Read more: Supercomputer predicts 10 years of record rain in England

"Rising temperatures result in snow melting earlier," he says. "That’s almost certainly due to human induced climate warming because it's unequivocal that the climate has warmed and this is melting ice."

On parts of the Mediterranean coast, flood events occurring later in the season are aligned with the warming of the Mediterranean.

For the study, which has been published in the journal Science, Hannaford and Günter Blöschl, the paper's main author, collected and analysed 50 years of data of the timings of floods from more than 4,000 hydrometric stations located in 38 European countries, making this the biggest study of its kind.
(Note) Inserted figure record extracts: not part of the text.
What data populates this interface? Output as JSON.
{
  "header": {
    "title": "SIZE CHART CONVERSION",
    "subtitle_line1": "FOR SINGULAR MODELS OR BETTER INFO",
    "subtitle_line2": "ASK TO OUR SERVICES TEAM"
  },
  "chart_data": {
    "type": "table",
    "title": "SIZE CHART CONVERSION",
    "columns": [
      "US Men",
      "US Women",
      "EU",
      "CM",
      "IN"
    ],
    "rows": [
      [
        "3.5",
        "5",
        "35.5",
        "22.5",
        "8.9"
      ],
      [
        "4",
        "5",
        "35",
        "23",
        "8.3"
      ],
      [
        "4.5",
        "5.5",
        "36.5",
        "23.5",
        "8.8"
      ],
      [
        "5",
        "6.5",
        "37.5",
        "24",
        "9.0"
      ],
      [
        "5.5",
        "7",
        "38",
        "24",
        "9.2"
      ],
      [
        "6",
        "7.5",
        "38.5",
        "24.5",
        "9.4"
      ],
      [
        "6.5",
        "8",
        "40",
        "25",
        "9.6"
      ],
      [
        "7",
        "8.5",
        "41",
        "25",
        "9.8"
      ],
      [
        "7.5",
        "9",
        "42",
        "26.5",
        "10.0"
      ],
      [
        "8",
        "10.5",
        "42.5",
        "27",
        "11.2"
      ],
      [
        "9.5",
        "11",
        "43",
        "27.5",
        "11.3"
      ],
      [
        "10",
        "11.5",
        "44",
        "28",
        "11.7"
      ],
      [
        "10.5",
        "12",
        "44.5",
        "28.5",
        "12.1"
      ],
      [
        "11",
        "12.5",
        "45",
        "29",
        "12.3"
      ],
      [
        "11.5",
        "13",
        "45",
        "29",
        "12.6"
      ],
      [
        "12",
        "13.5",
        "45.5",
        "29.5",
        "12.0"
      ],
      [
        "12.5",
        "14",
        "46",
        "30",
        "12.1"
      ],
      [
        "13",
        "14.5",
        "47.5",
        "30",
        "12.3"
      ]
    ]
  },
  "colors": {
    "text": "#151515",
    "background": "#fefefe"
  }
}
Hannaford says it's important to monitor flood changes so we can better coordinate our flood risk management in a warming world.

"If we do see these shifts continue at the rate they have been changing, it might impact agriculture, hydropower and water resources," he says.

"This study means we should be less surprised by ad-hoc events that seem slightly out of season," Dale adds.

This isn't the first time that floods have been blamed on our changing climate, but before this study we were unsure of the exact reason why.

Previous flood research was often concerned with the size of floods, but this can be affected by urbanisation, intensifying agriculture and deforestations - more than just climate warming.

Therefore, looking at the timing of flooding can tell you more about what causes them.

Hannaford says this study should hammer home the importance of long term monitoring so we can see the emerging climate variability, whether or not we can directly link this to human-driven climate change, and prepare for future flooding.